Again solving for Nash equilibrium, the best responses are:
1. If Xi enacts tariffs, Trump's best response is to enact tariffs (since "costly" is better than "weak");
2. If Xi holds off, Trump's best response is to enact tariffs (since "strong" is better than "OK");
3. If Trump enacts tariffs, Xi's best response is to enact tariffs (since "costly" is better than "weak");
4. If Trump holds off, Xi's best response is to enact tariffs (since "strong" is better than "OK").
Notice that the best response for both leaders is to enact tariffs, regardless of what the other leader does! Enacting tariffs is a dominant strategy, and both leaders enacting tariffs is both the only Nash equilibrium and a dominant strategy equilibrium. The single equilibrium is also unambiguously worse than one of the other outcomes - this is an example of the prisoners' dilemma. Notice that it is not a chicken game.

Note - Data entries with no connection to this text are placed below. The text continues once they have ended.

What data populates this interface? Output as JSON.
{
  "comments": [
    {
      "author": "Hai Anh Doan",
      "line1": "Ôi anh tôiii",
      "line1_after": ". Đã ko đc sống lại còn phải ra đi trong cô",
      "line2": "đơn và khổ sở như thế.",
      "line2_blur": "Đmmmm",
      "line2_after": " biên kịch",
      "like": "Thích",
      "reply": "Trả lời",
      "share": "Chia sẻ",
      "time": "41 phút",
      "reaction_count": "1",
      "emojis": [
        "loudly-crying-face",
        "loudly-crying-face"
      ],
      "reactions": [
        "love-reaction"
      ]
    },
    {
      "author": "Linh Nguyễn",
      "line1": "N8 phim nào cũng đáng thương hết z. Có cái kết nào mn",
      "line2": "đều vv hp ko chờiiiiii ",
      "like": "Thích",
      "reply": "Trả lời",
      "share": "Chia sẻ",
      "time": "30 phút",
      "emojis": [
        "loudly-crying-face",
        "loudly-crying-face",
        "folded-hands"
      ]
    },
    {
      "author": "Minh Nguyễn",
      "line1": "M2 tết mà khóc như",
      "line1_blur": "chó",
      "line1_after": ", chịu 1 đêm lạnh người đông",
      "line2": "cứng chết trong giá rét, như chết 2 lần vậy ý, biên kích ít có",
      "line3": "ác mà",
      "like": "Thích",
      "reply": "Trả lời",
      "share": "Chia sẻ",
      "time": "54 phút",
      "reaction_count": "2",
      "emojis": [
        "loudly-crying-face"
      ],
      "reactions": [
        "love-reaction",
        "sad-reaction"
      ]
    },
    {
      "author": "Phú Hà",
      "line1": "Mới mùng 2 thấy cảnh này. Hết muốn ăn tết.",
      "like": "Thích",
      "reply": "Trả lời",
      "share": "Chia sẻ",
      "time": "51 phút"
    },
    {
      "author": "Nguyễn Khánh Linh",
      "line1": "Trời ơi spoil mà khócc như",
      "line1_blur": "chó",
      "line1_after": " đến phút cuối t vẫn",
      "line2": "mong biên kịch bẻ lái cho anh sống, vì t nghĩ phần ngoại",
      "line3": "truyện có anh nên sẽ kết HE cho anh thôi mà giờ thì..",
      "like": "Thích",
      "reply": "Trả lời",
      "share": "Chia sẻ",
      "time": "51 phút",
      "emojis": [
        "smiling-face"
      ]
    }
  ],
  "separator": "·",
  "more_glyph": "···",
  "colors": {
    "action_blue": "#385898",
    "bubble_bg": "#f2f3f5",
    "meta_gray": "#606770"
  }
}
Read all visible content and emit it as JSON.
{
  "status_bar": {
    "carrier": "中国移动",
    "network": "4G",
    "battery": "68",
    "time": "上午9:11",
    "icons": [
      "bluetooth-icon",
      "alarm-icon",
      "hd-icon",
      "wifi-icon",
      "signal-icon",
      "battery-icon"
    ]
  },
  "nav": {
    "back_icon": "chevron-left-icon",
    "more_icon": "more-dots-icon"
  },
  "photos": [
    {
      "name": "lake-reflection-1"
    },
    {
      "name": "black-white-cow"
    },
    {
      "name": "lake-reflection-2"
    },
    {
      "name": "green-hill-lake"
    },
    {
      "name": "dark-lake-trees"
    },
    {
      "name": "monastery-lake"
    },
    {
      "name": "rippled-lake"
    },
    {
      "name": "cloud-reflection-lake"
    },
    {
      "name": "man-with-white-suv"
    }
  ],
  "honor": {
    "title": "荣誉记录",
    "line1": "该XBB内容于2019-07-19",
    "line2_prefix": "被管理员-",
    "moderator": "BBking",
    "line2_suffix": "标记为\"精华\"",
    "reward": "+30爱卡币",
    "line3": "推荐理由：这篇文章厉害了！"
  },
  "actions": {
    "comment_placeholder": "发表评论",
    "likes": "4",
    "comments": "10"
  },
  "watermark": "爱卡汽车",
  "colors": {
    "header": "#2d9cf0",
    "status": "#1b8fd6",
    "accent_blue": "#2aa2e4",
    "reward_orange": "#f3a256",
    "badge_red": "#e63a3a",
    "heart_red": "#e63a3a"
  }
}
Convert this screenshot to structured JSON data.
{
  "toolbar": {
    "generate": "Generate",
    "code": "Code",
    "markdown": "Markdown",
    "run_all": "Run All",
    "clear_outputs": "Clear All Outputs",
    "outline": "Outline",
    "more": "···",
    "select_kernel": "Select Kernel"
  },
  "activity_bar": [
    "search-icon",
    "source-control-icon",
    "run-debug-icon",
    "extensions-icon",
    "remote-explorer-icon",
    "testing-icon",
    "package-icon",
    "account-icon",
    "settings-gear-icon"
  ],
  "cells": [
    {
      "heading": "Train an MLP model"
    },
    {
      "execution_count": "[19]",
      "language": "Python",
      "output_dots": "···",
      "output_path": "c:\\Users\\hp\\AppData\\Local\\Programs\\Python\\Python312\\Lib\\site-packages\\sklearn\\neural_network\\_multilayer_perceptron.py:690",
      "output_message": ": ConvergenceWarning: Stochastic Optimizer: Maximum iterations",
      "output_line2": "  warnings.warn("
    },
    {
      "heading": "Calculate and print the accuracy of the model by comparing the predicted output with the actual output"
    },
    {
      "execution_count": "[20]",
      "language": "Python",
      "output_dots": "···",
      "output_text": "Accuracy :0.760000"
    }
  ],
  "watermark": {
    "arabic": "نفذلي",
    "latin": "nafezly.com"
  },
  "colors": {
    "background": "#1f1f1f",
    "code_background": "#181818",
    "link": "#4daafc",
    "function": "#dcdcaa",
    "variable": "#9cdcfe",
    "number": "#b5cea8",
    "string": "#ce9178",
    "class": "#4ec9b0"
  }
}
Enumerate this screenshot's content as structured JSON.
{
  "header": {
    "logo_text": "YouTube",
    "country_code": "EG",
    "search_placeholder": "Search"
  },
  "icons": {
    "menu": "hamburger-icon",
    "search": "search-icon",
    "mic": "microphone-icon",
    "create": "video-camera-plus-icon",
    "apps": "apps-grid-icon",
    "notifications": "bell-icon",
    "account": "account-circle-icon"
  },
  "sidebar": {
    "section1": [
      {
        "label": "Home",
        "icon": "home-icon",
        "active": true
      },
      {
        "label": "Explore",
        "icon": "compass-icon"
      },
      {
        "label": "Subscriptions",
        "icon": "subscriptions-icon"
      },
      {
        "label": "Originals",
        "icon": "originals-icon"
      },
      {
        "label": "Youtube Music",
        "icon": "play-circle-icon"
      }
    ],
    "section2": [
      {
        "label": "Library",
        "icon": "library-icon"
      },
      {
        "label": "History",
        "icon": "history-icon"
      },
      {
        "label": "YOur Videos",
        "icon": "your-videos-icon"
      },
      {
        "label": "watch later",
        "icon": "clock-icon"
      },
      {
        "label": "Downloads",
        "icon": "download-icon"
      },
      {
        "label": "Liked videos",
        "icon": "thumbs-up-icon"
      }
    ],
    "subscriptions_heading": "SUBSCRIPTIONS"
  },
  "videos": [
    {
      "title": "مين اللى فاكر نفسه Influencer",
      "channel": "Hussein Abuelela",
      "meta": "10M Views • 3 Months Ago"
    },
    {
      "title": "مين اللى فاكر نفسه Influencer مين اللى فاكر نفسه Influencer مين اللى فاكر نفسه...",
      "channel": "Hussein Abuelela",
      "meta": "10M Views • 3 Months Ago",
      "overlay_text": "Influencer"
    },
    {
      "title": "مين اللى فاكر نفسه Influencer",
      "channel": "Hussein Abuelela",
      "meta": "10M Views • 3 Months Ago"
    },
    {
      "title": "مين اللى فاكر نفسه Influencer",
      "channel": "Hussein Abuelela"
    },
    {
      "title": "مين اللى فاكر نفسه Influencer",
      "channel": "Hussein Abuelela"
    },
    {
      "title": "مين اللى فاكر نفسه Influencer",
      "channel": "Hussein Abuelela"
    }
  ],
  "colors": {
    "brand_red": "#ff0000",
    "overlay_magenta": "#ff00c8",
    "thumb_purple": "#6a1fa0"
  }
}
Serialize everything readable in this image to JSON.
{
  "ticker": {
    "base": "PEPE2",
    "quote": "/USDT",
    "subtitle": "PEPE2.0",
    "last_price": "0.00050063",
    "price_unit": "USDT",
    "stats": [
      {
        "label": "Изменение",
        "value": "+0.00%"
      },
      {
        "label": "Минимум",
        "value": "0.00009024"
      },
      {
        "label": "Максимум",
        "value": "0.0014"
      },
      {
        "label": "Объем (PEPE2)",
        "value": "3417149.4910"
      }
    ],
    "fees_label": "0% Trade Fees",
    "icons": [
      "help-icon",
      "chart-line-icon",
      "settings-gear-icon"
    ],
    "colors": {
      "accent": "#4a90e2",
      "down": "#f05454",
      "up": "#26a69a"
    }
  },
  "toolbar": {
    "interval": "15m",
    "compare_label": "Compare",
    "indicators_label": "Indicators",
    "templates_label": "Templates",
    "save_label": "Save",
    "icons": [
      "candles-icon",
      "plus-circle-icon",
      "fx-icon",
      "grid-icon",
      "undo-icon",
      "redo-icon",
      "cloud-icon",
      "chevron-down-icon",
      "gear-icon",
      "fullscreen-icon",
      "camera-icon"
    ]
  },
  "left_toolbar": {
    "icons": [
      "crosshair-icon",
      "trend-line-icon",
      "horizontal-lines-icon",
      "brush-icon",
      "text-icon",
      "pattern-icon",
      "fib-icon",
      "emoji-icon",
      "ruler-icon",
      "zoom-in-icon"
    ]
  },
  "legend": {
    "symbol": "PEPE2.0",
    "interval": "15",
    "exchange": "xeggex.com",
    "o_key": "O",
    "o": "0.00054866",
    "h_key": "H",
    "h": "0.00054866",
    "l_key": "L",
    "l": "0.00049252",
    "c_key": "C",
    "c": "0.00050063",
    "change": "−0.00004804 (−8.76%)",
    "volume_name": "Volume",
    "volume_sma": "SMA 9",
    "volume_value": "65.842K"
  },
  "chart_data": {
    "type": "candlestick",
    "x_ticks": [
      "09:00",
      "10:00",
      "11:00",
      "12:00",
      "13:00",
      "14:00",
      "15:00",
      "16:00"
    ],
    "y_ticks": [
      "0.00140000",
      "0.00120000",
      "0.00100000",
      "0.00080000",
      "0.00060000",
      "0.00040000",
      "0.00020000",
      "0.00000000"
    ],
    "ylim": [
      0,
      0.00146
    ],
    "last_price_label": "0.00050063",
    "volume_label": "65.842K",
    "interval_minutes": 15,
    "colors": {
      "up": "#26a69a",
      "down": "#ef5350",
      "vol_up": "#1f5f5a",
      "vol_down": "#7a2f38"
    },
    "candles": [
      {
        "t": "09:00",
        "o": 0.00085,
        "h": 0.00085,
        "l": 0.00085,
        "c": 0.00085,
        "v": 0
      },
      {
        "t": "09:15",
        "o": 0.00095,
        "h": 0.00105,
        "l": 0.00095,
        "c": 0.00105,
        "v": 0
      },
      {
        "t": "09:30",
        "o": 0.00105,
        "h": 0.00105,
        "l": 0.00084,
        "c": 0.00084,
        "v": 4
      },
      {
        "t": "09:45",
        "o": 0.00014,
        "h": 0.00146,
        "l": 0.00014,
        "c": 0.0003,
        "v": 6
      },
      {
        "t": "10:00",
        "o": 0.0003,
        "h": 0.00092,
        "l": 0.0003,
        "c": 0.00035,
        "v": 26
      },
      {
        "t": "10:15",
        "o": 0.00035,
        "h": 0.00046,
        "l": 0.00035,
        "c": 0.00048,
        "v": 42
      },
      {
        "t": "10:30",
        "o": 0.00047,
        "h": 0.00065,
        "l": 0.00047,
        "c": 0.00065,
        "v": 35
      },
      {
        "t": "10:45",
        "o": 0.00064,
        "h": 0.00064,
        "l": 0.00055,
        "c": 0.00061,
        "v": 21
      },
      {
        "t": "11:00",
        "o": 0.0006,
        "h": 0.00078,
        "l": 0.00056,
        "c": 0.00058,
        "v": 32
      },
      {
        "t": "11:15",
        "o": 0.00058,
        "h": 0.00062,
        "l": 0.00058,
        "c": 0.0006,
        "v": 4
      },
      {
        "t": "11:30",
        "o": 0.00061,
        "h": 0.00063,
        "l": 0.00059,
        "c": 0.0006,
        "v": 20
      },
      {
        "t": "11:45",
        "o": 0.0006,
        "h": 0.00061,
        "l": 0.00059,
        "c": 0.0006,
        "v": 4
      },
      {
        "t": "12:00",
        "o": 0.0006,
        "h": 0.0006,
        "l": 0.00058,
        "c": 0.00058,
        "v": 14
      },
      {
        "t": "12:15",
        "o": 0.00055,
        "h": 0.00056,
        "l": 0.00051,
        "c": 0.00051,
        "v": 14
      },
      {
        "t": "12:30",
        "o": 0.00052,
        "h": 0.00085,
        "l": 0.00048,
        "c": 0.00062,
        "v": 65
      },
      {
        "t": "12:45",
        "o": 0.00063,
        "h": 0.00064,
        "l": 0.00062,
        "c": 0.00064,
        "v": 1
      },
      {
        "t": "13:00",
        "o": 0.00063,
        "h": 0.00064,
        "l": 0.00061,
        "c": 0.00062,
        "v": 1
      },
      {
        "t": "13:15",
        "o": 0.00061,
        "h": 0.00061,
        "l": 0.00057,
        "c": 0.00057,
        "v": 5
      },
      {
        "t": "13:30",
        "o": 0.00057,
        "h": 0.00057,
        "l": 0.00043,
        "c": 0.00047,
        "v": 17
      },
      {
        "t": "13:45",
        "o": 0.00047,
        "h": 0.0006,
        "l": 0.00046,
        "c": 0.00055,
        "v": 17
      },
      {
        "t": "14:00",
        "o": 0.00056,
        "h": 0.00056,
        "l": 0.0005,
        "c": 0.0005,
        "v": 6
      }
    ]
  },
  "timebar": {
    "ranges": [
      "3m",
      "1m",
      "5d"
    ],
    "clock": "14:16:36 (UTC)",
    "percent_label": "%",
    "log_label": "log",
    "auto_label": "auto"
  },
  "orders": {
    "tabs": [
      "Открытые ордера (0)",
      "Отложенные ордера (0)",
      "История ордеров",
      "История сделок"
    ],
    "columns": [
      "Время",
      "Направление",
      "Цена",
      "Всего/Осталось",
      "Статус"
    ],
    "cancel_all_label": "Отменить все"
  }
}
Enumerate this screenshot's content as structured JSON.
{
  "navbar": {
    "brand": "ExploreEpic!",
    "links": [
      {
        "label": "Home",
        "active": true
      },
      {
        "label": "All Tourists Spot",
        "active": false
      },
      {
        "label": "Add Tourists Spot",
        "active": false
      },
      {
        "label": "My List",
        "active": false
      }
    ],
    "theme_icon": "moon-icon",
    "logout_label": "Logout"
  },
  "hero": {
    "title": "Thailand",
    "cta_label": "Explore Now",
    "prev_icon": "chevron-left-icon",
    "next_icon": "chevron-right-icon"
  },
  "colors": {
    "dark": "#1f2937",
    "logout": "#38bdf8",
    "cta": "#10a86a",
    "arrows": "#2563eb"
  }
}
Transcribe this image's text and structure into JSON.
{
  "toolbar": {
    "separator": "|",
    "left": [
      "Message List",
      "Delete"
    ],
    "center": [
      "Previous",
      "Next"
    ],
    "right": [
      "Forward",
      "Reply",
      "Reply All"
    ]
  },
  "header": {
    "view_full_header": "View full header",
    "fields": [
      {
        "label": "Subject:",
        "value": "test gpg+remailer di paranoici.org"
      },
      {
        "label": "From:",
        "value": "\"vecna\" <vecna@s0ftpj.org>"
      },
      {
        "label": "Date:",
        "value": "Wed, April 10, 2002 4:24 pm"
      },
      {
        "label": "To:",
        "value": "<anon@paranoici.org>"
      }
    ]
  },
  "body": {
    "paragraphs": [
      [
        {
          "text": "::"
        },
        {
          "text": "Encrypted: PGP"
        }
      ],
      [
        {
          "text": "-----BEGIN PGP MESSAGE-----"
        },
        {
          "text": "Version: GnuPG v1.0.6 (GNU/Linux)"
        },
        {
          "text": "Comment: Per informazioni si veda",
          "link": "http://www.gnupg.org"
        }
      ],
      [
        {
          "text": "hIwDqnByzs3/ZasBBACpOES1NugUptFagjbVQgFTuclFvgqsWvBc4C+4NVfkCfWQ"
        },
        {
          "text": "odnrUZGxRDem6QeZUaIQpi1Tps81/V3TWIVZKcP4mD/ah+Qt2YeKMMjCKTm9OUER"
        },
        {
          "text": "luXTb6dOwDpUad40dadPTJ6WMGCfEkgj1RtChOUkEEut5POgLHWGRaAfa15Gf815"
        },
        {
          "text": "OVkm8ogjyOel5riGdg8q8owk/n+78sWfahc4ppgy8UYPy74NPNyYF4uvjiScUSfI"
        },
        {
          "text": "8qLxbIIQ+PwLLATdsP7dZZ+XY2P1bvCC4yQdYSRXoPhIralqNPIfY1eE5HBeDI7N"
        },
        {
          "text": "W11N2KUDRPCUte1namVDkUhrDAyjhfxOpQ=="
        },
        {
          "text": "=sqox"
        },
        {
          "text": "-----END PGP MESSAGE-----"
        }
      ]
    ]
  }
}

How could this become a chicken game? If costing the economy was worse than appearing weak, then that would change things around. In that case, the best response to the other leader enacting tariffs would be to hold off. There would be two Nash equilibriums - where one leader enacts tariffs and the other holds off. However, both would prefer to be the leader enacting the tariffs rather than the one holding off.

So, whether this game is a chicken game or a prisoners' dilemma depends on how you think each leader feels about appearing weak. It seems to me that both want to avoid that at all costs. In my mind, this is a prisoners' dilemma, not a chicken game.

The repeated prisoners' dilemma can be solved for the optimal outcome (both holding off), but this requires cooperation between the two leaders. In order for this cooperation to arise, each leader must trust the other (because enacting tariffs is still a dominant strategy). If we want global trade to survive this showdown, somehow we need these leaders to develop a trusting relationship. It's a pity that Trump will not be at the APEC leaders meeting - it seems like a group hug is in order!

*****

[*] This might sound surprising. For the country imposing tariffs, tariffs lead to a deadweight loss (lost wellbeing). They make domestic sellers better off, but make domestic consumers worse off by more than the gain to domestic sellers. In contrast, the market in the country that holds off has no deadweight loss. The exporting firms in that country will be able to export a bit less, but that probably doesn't have as big of a negative impact as the tariffs do on the country that imposed them.